“If we can get better advance notice, it will be helpful in our efforts to communicate with the neighbors who live nearby,” said Dan Feger, executive director of the airport authority. “These operators have already demonstrated their willingness to observe our safety requirements by avoiding arrivals and departures on taxiways, and we hope they will be receptive to letting us know as a matter of course when they wish to come to the airport for pilot training.”
Briles became the third Van Nuys-based helicopter operator since 2005 to execute a Burbank operating agreement, which restricts helicopter pilots from operating within 200 feet of light aircraft.
The pilots must also make their approach to, and/or land on, a runway rather than a taxiway.
Van Nuys-based Helicopter operators have come to Bob Hope Airport in recent years to conduct “touch-and-go” flight training, a maneuver prohibited in Van Nuys.
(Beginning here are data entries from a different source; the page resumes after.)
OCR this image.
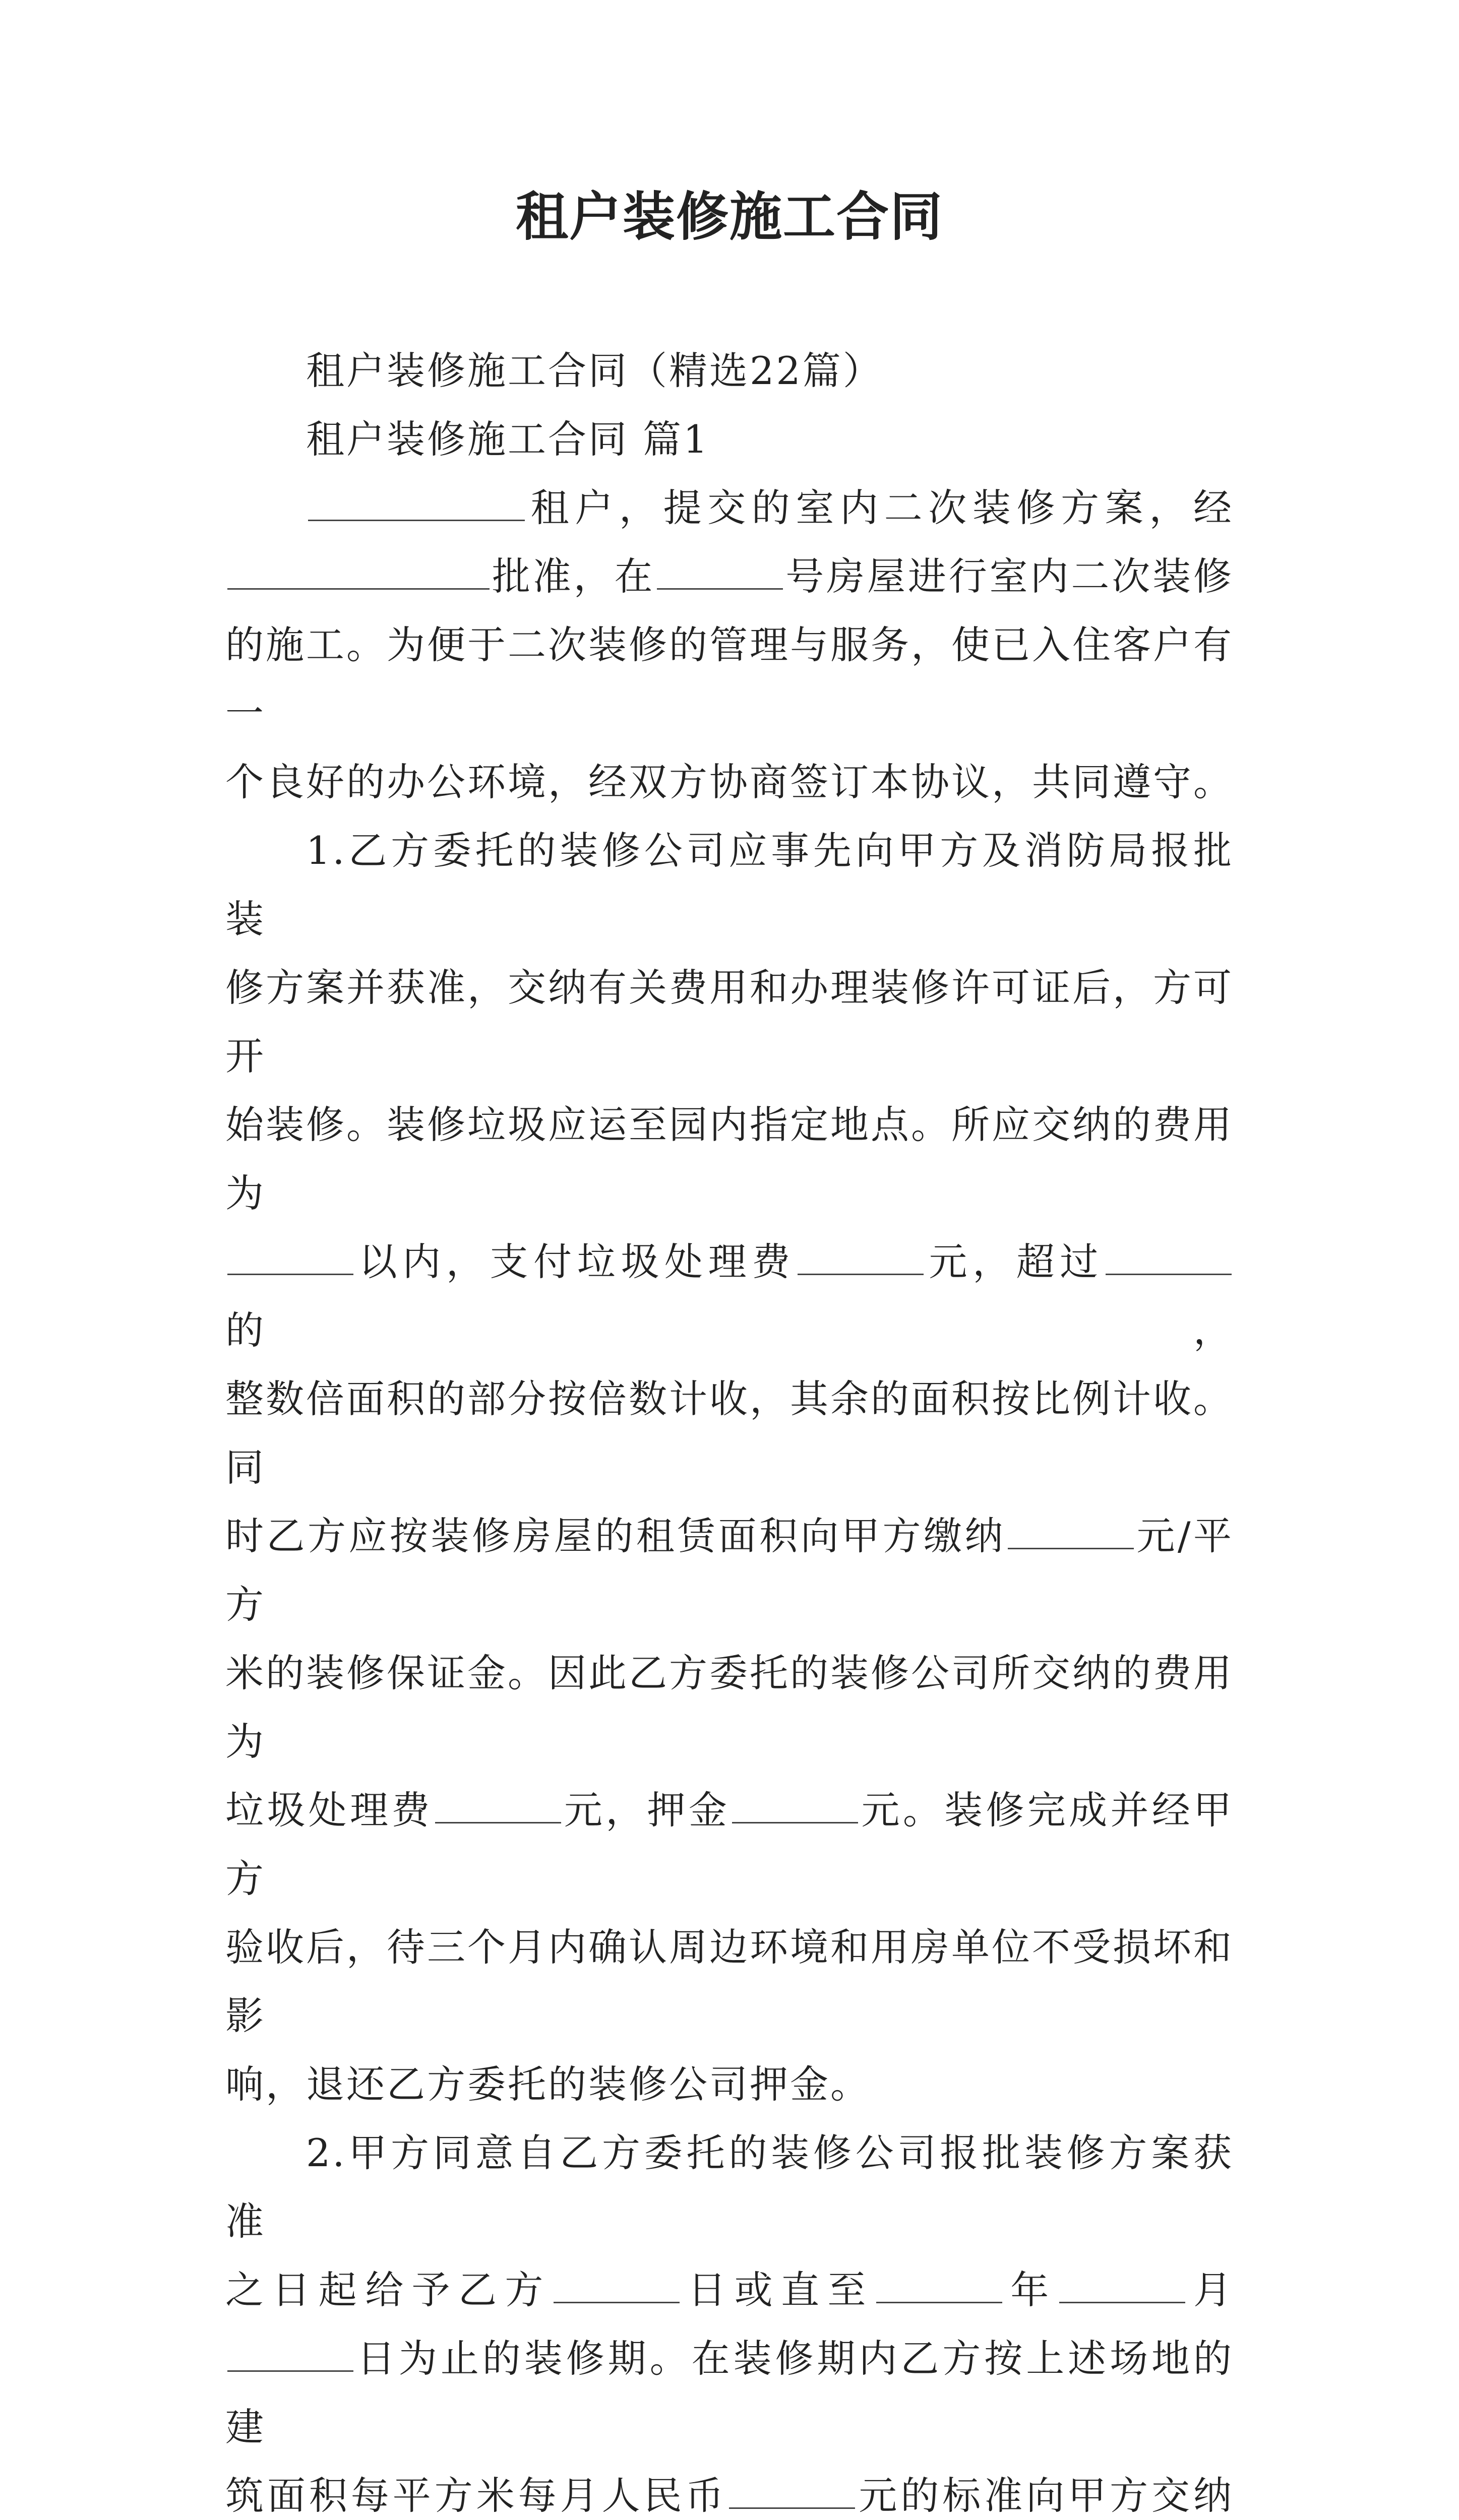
租户装修施工合同

租户装修施工合同（精选22篇）

租户装修施工合同 篇1

租户，提交的室内二次装修方案，经

批准，在	号房屋进行室内二次装修

的施工。为便于二次装修的管理与服务，使已入住客户有一

个良好的办公环境，经双方协商签订本协议，共同遵守。

1.乙方委托的装修公司应事先向甲方及消防局报批装

修方案并获准，交纳有关费用和办理装修许可证后，方可开

始装修。装修垃圾应运至园内指定地点。所应交纳的费用为

以内，支付垃圾处理费	元，超过的，

整数倍面积的部分按倍数计收，其余的面积按比例计收。同

时乙方应按装修房屋的租赁面积向甲方缴纳	元/平方

米的装修保证金。因此乙方委托的装修公司所交纳的费用为

垃圾处理费	元，押金	元。装修完成并经甲方

验收后，待三个月内确认周边环境和用房单位不受损坏和影

响，退还乙方委托的装修公司押金。

2.甲方同意自乙方委托的装修公司报批装修方案获准

之日起给予乙方	日或直至	年	月

日为止的装修期。在装修期内乙方按上述场地的建

筑面积每平方米每月人民币	元的标准向甲方交纳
Commissioners at the meeting Monday expressed concerns over noise associated with the helicopter training flights, but officials advised them that federal requirements mandated the authority to grant access to the airport.
Van Nuys Airport officials approved the limits before a federal law in 1990 prevented new airport restrictions on aircraft operations.
As an alternative, commissioners directed officials to seek agreements that notify the airport when helicopter operators intend to bring pilots to conduct “repetitive ‘touch and go’ training operations.”